Nai thought about dropping the ten ja-bah tabs in the gutter, except Uan’s partner was watching him with a greedy vigilance. The older policeman was rumored to have killed three drug dealers during Thaksin’s war on drugs. None of them had been big men. Nai closed his eyes and mumbled a prayer to his favored spirit promising to change his life if he escaped the monkey house. The prayer was short, for Uan returned to the curb. His giving back Nai’s phone should have been a good sign.

“You’re lucky it’s the beginning of the month and I like Oom.”

“Why?” Nai asked knowing the word was already written on his destiny.

“Because I only want 5000 baht. Not 10,000.” Uan smiled with a flash of gold. Two teeth were capped with 22K. “If end month. Maybe 20,000 for ja-bah you have in belt. Not look surprise. I know everything about you. About Oom too. get the money. Tomorrow and tell Oom I’ll see her later.”

Uan punched Nai in the stomach. Hard. The impact emptied his soul and he dropped to his knees. The two cops drove off toward Beach Road. Someone helped Nai to his feet. A farang man in his 50s.
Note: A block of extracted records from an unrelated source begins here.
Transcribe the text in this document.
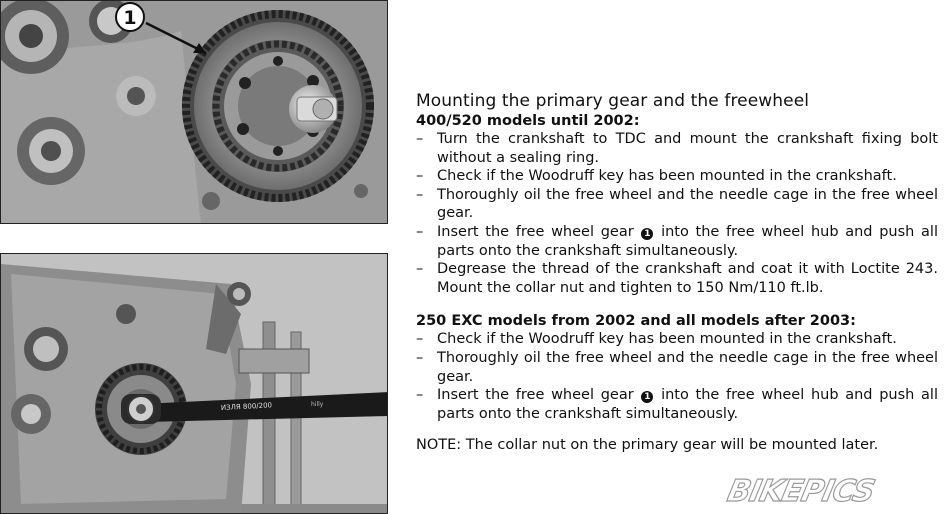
1
ИЗЛЯ 800/200	hilly
Mounting the primary gear and the freewheel
400/520 models until 2002:
– Turn the crankshaft to TDC and mount the crankshaft fixing bolt without a sealing ring.
– Check if the Woodruff key has been mounted in the crankshaft.
– Thoroughly oil the free wheel and the needle cage in the free wheel gear.
– Insert the free wheel gear 1 into the free wheel hub and push all parts onto the crankshaft simultaneously.
– Degrease the thread of the crankshaft and coat it with Loctite 243. Mount the collar nut and tighten to 150 Nm/110 ft.lb.
250 EXC models from 2002 and all models after 2003:
– Check if the Woodruff key has been mounted in the crankshaft.
– Thoroughly oil the free wheel and the needle cage in the free wheel gear.
– Insert the free wheel gear 1 into the free wheel hub and push all parts onto the crankshaft simultaneously.
NOTE: The collar nut on the primary gear will be mounted later.
BIKEPICS
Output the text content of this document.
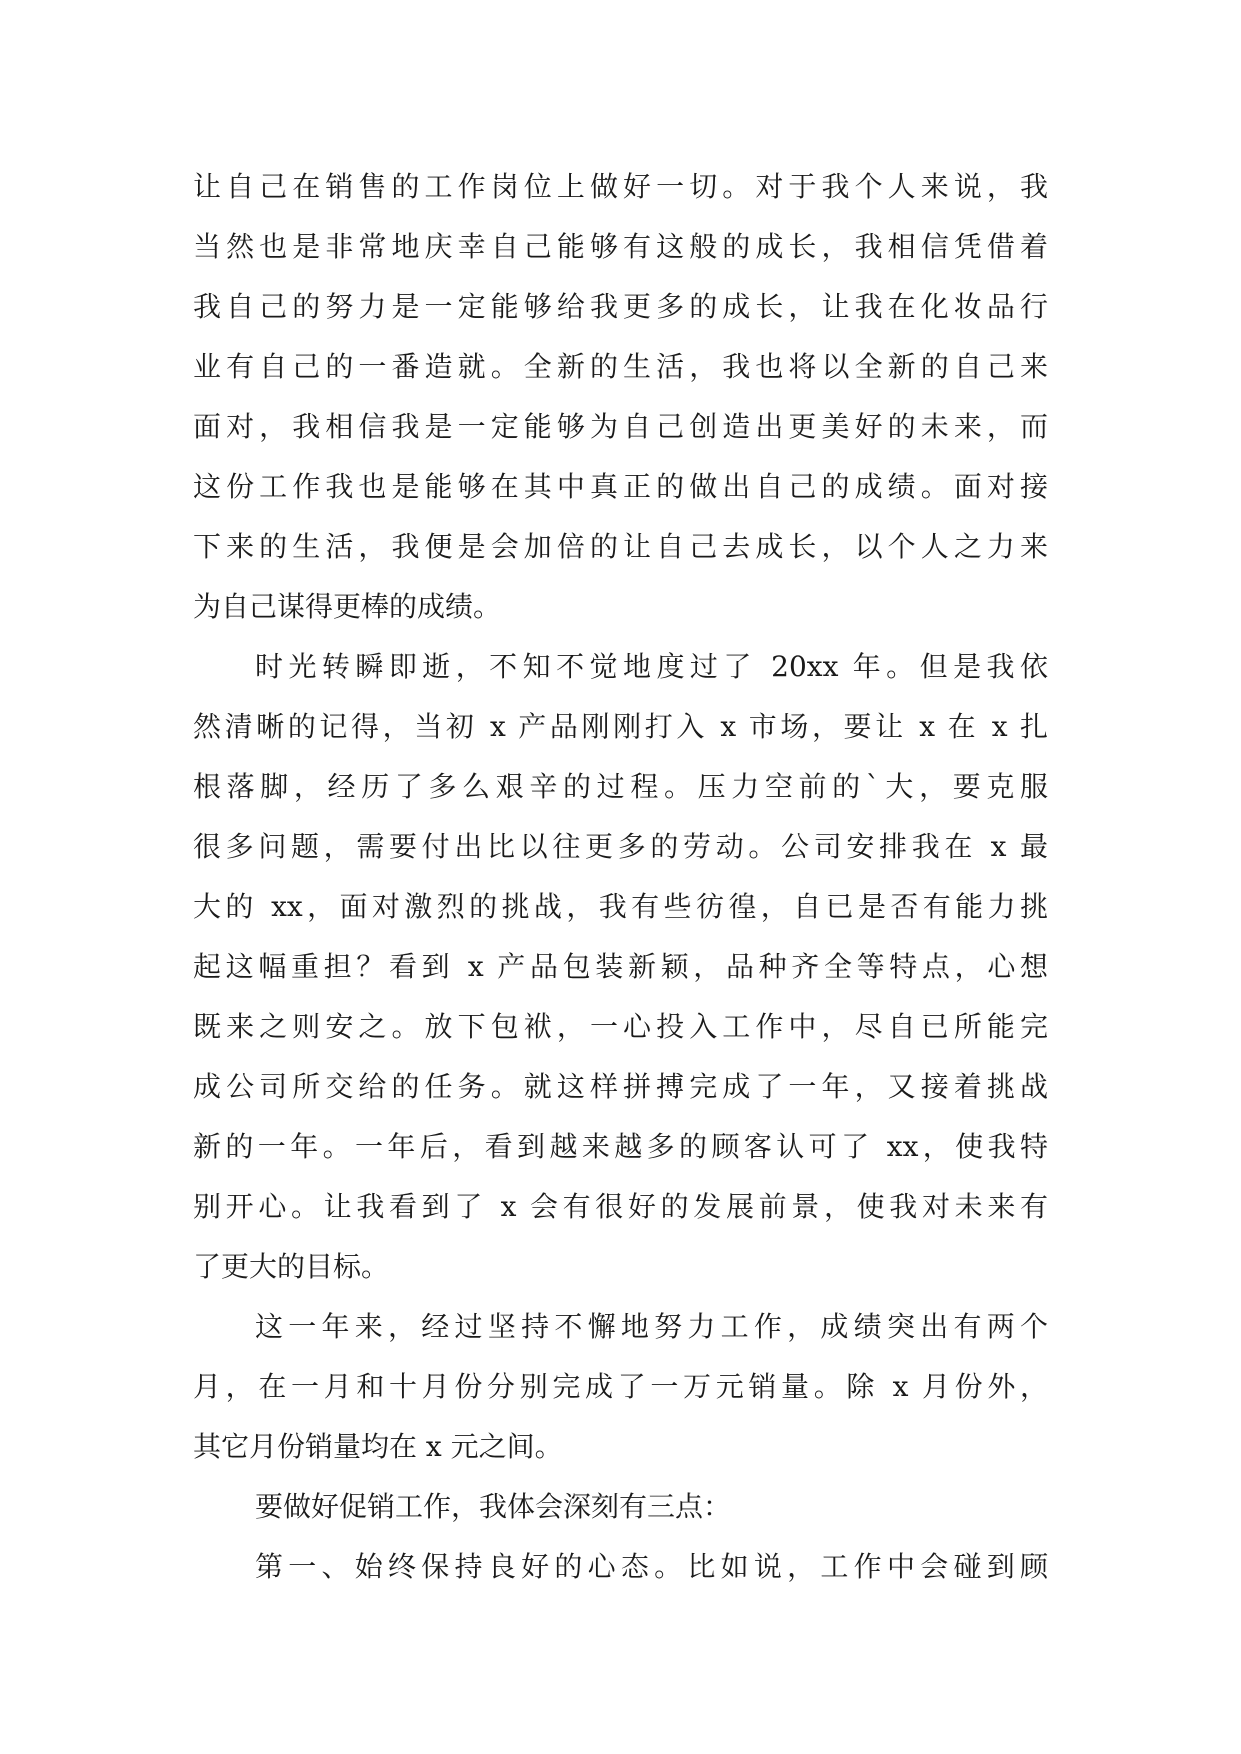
让自己在销售的工作岗位上做好一切。对于我个人来说，我
当然也是非常地庆幸自己能够有这般的成长，我相信凭借着
我自己的努力是一定能够给我更多的成长，让我在化妆品行
业有自己的一番造就。全新的生活，我也将以全新的自己来
面对，我相信我是一定能够为自己创造出更美好的未来，而
这份工作我也是能够在其中真正的做出自己的成绩。面对接
下来的生活，我便是会加倍的让自己去成长，以个人之力来
为自己谋得更棒的成绩。
时光转瞬即逝，不知不觉地度过了 20xx 年。但是我依
然清晰的记得，当初 x 产品刚刚打入 x 市场，要让 x 在 x 扎
根落脚，经历了多么艰辛的过程。压力空前的`大，要克服
很多问题，需要付出比以往更多的劳动。公司安排我在 x 最
大的 xx，面对激烈的挑战，我有些彷徨，自已是否有能力挑
起这幅重担？看到 x 产品包装新颖，品种齐全等特点，心想
既来之则安之。放下包袱，一心投入工作中，尽自已所能完
成公司所交给的任务。就这样拼搏完成了一年，又接着挑战
新的一年。一年后，看到越来越多的顾客认可了 xx，使我特
别开心。让我看到了 x 会有很好的发展前景，使我对未来有
了更大的目标。
这一年来，经过坚持不懈地努力工作，成绩突出有两个
月，在一月和十月份分别完成了一万元销量。除 x 月份外，
其它月份销量均在 x 元之间。
要做好促销工作，我体会深刻有三点：
第一、始终保持良好的心态。比如说，工作中会碰到顾
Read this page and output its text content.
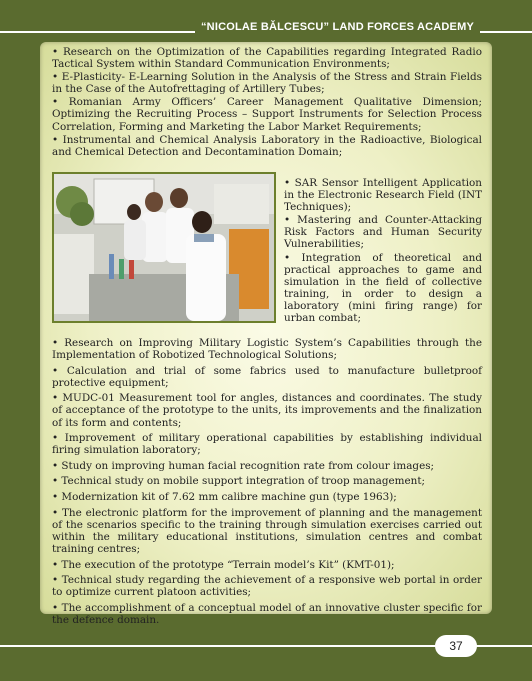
“NICOLAE BĂLCESCU” LAND FORCES ACADEMY

• Research on the Optimization of the Capabilities regarding Integrated Radio Tactical System within Standard Communication Environments;

• E-Plasticity- E-Learning Solution in the Analysis of the Stress and Strain Fields in the Case of the Autofrettaging of Artillery Tubes;

• Romanian Army Officers’ Career Management Qualitative Dimension; Optimizing the Recruiting Process – Support Instruments for Selection Process Correlation, Forming and Marketing the Labor Market Requirements;

• Instrumental and Chemical Analysis Laboratory in the Radioactive, Biological and Chemical Detection and Decontamination Domain;

• SAR Sensor Intelligent Application in the Electronic Research Field (INT Techniques);

• Mastering and Counter-Attacking Risk Factors and Human Security Vulnerabilities;

• Integration of theoretical and practical approaches to game and simulation in the field of collective training, in order to design a laboratory (mini firing range) for urban combat;

• Research on Improving Military Logistic System’s Capabilities through the Implementation of Robotized Technological Solutions;

• Calculation and trial of some fabrics used to manufacture bulletproof protective equipment;

• MUDC-01 Measurement tool for angles, distances and coordinates. The study of acceptance of the prototype to the units, its improvements and the finalization of its form and contents;

• Improvement of military operational capabilities by establishing individual firing simulation laboratory;

• Study on improving human facial recognition rate from colour images;

• Technical study on mobile support integration of troop management;

• Modernization kit of 7.62 mm calibre machine gun (type 1963);

• The electronic platform for the improvement of planning and the management of the scenarios specific to the training through simulation exercises carried out within the military educational institutions, simulation centres and combat training centres;

• The execution of the prototype “Terrain model’s Kit” (KMT-01);

• Technical study regarding the achievement of a responsive web portal in order to optimize current platoon activities;

• The accomplishment of a conceptual model of an innovative cluster specific for the defence domain.

37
No Thai would have interfered with police business.

“Thank you.”

The old man’s face was covered in tattoos. A criminal on the run. Oom said many of them came to her bar. They told her stories of gun, robberies, and drugs. Many were hiding from their own police.

“No troubles. Fucking filth.”

Nai didn’t understand the words, but the tone was unmistakable. He hated the tam-luat too. All they ever did was steal from people in trouble and he was in big trouble now. Not only with Uan but with Oom too. He wai-ed the farang and walked in the direction of Soi 6.

The lights of Bangkok seemed very far away.

A distance not to be measured by kilometers.

But by luck.

He had his looks and ja-bah and Oom.

Between the three of them something good had to come his way.

He could only hope it was the good he wanted and not the good someone else thought he deserved. Only tomorrow could tell what good that was.